We are still in the throes of the worst respiratory disease pandemic since the “Spanish” flu of 1918─and it’s far from over yet. Given the pain and misery, we will surely absorb all that COVID-19 can teach us about preventing another pandemic. Or will we?
There are daily debates about why we have failed to stop COVID-19 from killing well over four million people (by August 2021) and causing serious illness in many more. We can look for gaps in each of the well-known elements of the disaster management cycle: prevent, prepare, detect, respond, and recover. Within this cycle, the functions that need to work include: assess the risk of pathogen spill-over from animal to human populations; employ early detection, speedy notification, and rapid response mechanisms; develop R&D blueprints for new technologies; build staff capacity and skills and share data openly; and do this within an agreed system of global governance.
All these are vital elements of what should be done. Whether they will actually be done depends on the motives and incentives of all those who have a stake in the outcome. My own work has focused on this second point─the reasons why anyone would be willing to do what is necessary. The question needs to be asked because fully-formed pandemic preparedness plans have been lying fallow for years in government offices around the world. If prevention is indeed better than cure, as the time-honoured proverb has it, why have they not been implemented? Why, in general, are we so reluctant to invest in staying healthy? I call this problem The Great Health Dilemma, and offer some explanations and possible solutions in a recent OUP book with that title.
The solution to this age-old dilemma begins with a timeless truth: good health comes at a price. It follows that prevention is more likely to be favoured when an imminent, high-risk, high-impact hazard can be averted at relatively low cost. To understand if and when prevention is worth the effort, we must look at each of three key components of any threat: hazard, risk, and timing.
The more severe the hazard, the bigger the threat. A novel, rapidly spreading infectious disease, which is often serious or fatal, is likely to stimulate a response. Besides the number of people who become ill and die, the fear factor is magnified if a hazard is new, changing, uncertain, and uncontrollable. The International Health Regulations (IHR 2005) are geared to managing infections of this kind, including a powerful way of mobilizing resources by declaring a Public Health Emergency of International Concern (PHEIC). PHEICs were issued for swine flu in 2009, Ebola in 2014, Zika in 2015 and COVID-19 in 2020, attracting worldwide attention. Contrast this with major endemic diseases like tuberculosis, malaria, dementias, diabetes, cancers, and heart disease that routinely kill millions of people each year, but which will never benefit from a PHEIC. COVID-19 has underlined the value of IHR 2005 and the PHEIC. But it also exposed many defects that need to be repaired, including a low level of compliance by governments on reporting new events that could become international emergencies, a matter that is still contentious for COVID-19.

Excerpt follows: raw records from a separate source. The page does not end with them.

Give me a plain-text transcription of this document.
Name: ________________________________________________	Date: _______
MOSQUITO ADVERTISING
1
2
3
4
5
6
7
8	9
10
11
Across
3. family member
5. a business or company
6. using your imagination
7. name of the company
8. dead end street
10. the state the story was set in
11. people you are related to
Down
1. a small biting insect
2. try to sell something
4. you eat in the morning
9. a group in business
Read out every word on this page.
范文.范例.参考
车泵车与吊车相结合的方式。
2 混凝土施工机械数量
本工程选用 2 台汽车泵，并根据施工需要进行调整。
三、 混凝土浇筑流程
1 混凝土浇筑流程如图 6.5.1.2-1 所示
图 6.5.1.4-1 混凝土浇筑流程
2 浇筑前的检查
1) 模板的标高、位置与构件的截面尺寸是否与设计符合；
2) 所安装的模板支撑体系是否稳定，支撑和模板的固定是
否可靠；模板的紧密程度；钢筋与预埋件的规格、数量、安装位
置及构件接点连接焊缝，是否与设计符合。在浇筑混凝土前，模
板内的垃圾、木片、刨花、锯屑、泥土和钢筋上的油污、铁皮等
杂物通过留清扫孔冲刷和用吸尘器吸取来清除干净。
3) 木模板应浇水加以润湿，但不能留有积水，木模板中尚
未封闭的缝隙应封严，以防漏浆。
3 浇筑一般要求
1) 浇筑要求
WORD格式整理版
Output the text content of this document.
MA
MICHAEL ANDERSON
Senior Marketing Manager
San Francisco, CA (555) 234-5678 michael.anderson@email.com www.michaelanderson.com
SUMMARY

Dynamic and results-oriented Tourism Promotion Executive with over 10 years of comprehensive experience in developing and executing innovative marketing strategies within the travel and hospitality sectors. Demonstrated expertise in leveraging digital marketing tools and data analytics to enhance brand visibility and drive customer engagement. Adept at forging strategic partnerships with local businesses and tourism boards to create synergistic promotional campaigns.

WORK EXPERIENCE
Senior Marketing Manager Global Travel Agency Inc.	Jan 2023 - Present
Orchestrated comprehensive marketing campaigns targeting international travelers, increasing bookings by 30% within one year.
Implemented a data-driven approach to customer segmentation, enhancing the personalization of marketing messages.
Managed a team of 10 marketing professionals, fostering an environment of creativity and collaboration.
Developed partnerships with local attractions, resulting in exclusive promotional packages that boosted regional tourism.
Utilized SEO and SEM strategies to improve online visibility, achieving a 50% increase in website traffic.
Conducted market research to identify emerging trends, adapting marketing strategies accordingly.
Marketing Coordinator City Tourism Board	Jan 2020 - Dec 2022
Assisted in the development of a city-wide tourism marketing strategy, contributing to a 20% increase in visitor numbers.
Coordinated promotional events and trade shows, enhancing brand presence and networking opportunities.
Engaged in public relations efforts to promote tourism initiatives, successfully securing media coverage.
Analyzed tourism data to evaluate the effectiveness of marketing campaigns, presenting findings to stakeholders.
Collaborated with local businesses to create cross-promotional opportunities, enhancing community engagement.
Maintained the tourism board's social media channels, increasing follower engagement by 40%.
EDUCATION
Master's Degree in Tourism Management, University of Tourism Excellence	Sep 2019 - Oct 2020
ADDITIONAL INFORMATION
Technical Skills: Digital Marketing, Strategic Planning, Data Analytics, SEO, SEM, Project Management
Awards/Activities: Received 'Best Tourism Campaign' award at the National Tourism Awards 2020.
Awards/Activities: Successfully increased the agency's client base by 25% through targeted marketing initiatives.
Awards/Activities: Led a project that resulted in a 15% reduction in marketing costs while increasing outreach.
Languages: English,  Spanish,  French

Pandemic influenza, Ebola, Zika, and COVID-19 have all been scary. But if the risk of recurrence is thought to be low, we are unlikely to take steps to prevent it. One way round this is to treat disease outbreaks, not as separate, unpredictable events, but as a collective threat. Between 2011 and 2018, WHO tracked 1483 epidemics in 72 countries, including Ebola, Severe Acute Respiratory Syndrome (SARS), and pandemic influenza. The total number of events recorded was predictable, averaging 185 per year within a narrow range of 154 to 213. This predictability suggests pooling the risks and sharing the costs of managing multiple hazards, a technique used by the insurance industry. In practice this means, for example, developing early detection and response systems, not for a single bacterium or virus but for a wide variety of pathogens. Or building “platform technologies,” like those based on DNA and RNA tools, which are generic precursors for the rapid development of diagnostics and vaccines against an array of pathogens.
A high-risk, severe hazard is a greater threat if it is likely to happen sooner rather than later. The reason is that the future is generally not worth as much as the present. So, to portray COVID-19 as a once-a-century event, as some influential commentators have done, underscores the severity of the current pandemic but discourages timely action to prevent another. The challenge is to create systems for preparedness that value the future, today. One approach is to invest in multi-purpose health systems, including a network of laboratories that produce results daily, but have built-in surge capacity. This is better than creating a stand-alone emergency service that would be scrambled during a pandemic.
Memories of pandemics fade; history is discounted, just like the future. Now is the time then, while motivation is still high, to implement the measures that can prevent devastation by another pathogen, whatever the next Disease X may be. In this respect, the 2014-16 West African Ebola epidemic still holds a warning: billions of dollars promised for the immediate emergency response were largely delivered, but pledges to fund the post-epidemic recovery were not. And very little money was allocated to R&D that would have long-term benefits for the prevention and control of Ebola and similar diseases.
Former US Secretary of Health and Human Services, Michael Leavitt, remarked in 2007 that “Everything we do before a pandemic will seem alarmist. Everything we do after a pandemic will seem inadequate.” We are not likely to eradicate both types of error, but we can certainly mitigate them by learning lessons from Ebola, influenza, SARS, Zika, and COVID-19, which collectively add to our understanding of when and why prevention is better than cure.